A. There's a lot of exciting things in the pipeline of helping people to see as well as they can, because we both know people are living longer and we want to keep people independent vision-wise. In the field of glaucoma, there's new advances coming out of how we monitor the pressure of the eye. In the field of cataract surgery, there's always new advancements with the different types of artificial lenses that replace the cataract to help patients see even better than what they could before. Another exciting development is in the field of dry eyes—there’s some drugs out there, but there's other advances coming out of how we treat dry eyes in a completely different way. In the field of retinal macular degeneration, this can be a very blinding disease. Ohio State is involved in research to help slow the progression of it.
So from the front of the eye to the very back of the eye, there's lots of innovation happening to improve lives through improving vision.
Q. Talk to us about the Superspecs prescription goggle program. How have you seen it impact those that you serve?
A. Thank you! Thank you for this, because you're saving vision. You really are. I have had some patients when I was in private practice—kiddos who had prescription goggles—and it meant everything to them being able to perform as well as they needed to perform and also have the protection of the eyes that they needed. It has had a tremendous impact.
Q. If someone suffers an injury on the field or for our friends in career tech who are welding or building or working with electrical, what are the steps they should take when they have an injury?
A. Seek medical attention right away because it could be anything—from something just got into the eye to a more serious thing if there's actual damage that needs treated. So that would be number one: seek medical attention right away. Got it?

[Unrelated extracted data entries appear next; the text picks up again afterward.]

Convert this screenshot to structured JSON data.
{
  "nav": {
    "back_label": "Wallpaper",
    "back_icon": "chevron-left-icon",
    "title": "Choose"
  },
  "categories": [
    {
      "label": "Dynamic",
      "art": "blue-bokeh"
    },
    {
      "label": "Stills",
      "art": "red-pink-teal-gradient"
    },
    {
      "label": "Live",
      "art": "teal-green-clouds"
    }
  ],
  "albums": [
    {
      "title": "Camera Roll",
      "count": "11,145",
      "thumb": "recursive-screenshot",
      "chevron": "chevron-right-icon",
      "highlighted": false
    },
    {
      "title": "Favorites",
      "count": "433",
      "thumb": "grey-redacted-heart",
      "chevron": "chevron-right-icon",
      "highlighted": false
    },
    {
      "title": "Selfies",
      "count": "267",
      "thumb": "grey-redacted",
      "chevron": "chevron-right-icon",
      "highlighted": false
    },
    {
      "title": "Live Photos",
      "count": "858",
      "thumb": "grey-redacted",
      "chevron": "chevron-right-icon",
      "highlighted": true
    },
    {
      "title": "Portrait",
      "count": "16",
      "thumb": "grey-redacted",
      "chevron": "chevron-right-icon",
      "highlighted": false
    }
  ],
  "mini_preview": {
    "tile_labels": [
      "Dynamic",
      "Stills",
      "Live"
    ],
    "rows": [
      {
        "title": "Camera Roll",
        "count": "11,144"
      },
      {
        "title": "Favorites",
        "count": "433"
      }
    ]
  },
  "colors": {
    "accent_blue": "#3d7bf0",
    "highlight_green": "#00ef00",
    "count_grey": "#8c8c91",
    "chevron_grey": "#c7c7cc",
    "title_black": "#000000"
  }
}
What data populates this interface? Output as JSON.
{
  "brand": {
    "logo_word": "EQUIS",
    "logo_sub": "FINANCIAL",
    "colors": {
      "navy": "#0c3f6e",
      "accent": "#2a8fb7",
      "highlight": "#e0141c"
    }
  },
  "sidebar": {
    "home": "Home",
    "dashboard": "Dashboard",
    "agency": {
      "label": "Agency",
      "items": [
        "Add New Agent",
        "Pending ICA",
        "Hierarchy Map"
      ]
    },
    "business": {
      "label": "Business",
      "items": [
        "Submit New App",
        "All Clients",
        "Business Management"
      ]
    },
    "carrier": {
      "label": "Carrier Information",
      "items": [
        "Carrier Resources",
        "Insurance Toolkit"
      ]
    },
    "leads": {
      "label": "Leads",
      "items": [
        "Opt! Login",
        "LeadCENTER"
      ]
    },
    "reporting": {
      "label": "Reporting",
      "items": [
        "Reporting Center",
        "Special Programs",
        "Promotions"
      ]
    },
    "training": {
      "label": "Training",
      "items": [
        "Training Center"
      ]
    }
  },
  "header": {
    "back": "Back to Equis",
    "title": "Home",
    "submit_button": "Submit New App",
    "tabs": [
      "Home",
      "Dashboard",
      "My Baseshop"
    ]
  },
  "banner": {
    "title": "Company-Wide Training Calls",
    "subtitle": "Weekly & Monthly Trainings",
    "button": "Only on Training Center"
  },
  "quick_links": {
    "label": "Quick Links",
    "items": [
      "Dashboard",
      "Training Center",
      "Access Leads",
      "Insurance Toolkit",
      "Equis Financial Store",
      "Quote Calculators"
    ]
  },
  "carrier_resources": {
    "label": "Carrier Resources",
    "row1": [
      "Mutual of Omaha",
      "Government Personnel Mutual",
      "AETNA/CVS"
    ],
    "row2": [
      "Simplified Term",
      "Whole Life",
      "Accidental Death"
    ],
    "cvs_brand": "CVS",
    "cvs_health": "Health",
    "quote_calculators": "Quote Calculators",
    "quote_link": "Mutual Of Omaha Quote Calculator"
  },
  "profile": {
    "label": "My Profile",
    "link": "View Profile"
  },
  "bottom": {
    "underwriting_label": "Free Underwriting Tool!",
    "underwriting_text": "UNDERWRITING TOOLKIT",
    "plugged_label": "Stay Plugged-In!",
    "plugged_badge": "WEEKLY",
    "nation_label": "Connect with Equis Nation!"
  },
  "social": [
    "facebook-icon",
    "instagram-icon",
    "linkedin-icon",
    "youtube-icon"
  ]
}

Q. Here at Superspecs, we encourage kids to be super in everything they do. What advice would you give to them as they look to their futures? Any advice to those wanting to pursue careers in ophthalmology, or excel in their chosen fields?
A. I would say being as open-minded as you can. I mean, when I was a kid, I didn't even know that this field existed until someone I just happened to talk to was an ophthalmologist. But had I been close-minded or didn't think that I could do it or that it was something I wasn’t interested in, it would have changed my life. I would have been totally doing something else!
Be open-minded about different careers and what interests you. I think kids tend to not want to pursue different things because they're just unsure of it, but they just didn't ask any questions and you never know who will be your mentor. I still have mentors and people that I bounce things off of. So at any stage of life, you'll have mentors and that doesn't really stop. So just be open asking questions and you never know what relationship can develop out of that or what kind of avenue or opportunities that will afford you.
Lastly, just don't be afraid. If you want to shadow someone or you want to see something, don’t be afraid to ask and you never know! My dad was a UPS driver, and he'd always want people to tag along with him just to see what the job was like. And so I think if you are having that inquisitiveness about something you only will know if you get in there and shadow it. That experience that I had changed the course of my life in just one afternoon. So always keep that inquisitiveness about things and that will guide you in the right direction.